I don’t love it. Not when her ragged sobs accompany every hit, not when her struggles rapidly weaken until she’s lying limp against my chest, weeping helplessly against my shoulder.

“You will never do this again.” Forced through the raw ache of my throat, the command is harsh and thick. “If you do, I will lock the doors so that you cannot even leave the house.”

“Then I will jump from a window!”

Cold fear pierces my skin, the beast trying to claw through the holes her words ripped in me. “Do not even say such a thing!” I roar and when she flinches against me, burying her face against my throat, I have to fight for the calm before I speak again. “Would you?”

In a quiet voice, she says, “No.”

Yet it must have crossed her mind. Hoarsely I ask, “Do you want to escape me so badly?”

“I want to be free!” Despair fills her cry and she pounds her fist against my chest. “Do you not understand the difference?”

I do. But I can’t let her go yet.

And at least she is fighting again. “Will you marry me, Cora?”

“Fuck off,” she says.



For days, Cora takes her meals to her chambers instead of joining me at the table.

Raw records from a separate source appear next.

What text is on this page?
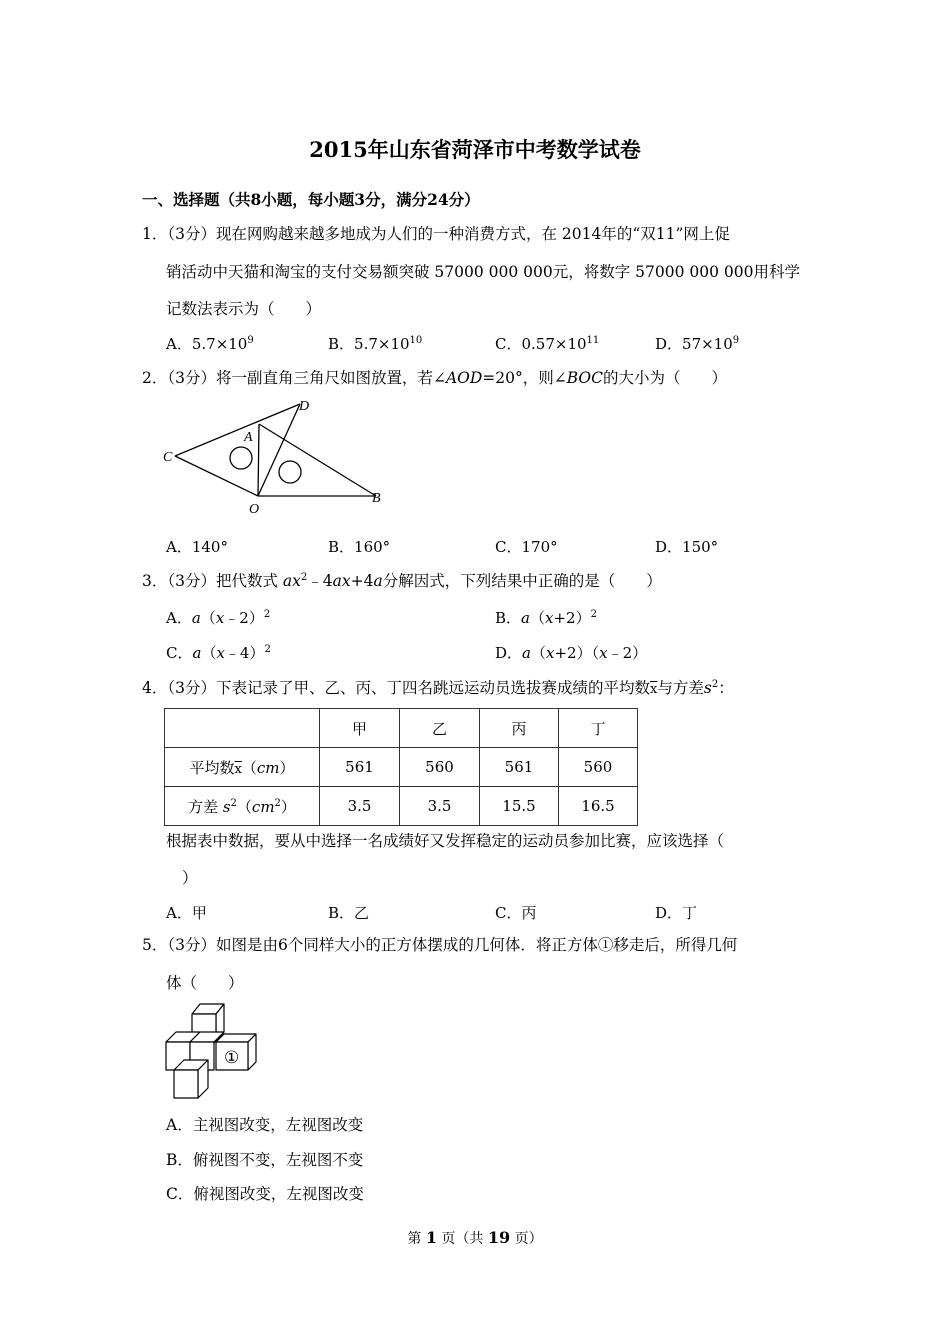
2015年山东省菏泽市中考数学试卷
一、选择题（共8小题，每小题3分，满分24分）
1．（3分）现在网购越来越多地成为人们的一种消费方式，在 2014年的“双11”网上促
销活动中天猫和淘宝的支付交易额突破 57000 000 000元，将数字 57000 000 000用科学
记数法表示为（　　）
A．$5.7\times 10^9$	B．$5.7\times 10^{10}$	C．$0.57\times 10^{11}$	D．$57\times 10^9$
2．（3分）将一副直角三角尺如图放置，若∠AOD=20°，则∠BOC的大小为（　　）
C
A
D
O
B
A．140°	B．160°	C．170°	D．150°
3．（3分）把代数式 $ax^2﹣4ax+4a$分解因式，下列结果中正确的是（　　）
A．a（x﹣2）$^2$	B．$a(x+2)^2$
C．a（x﹣4）$^2$	D．a（x+2）（x﹣2）
4．（3分）下表记录了甲、乙、丙、丁四名跳远运动员选拔赛成绩的平均数$\overline{x}$与方差$s^2$：
	甲	乙	丙	丁
平均数$\overline{x}(cm)$	561	560	561	560
方差 $s^2(cm^2)$	3.5	3.5	15.5	16.5
根据表中数据，要从中选择一名成绩好又发挥稳定的运动员参加比赛，应该选择（
）
A．甲	B．乙	C．丙	D．丁
5．（3分）如图是由6个同样大小的正方体摆成的几何体．将正方体①移走后，所得几何
体（　　）
①
A．主视图改变，左视图改变
B．俯视图不变，左视图不变
C．俯视图改变，左视图改变
第 1 页（共 19 页）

As the moon wanes and March becomes April, my time with her grows shorter—but she is not completely absent. I watch her from the tower as she spends each day working in the south garden, and although she rarely strays from the northwest wing, the entire house is filled with her scent. Each breath I take carries her into me, her sweet fragrance—tinged with the cold bitterness I know too well after years spent alone.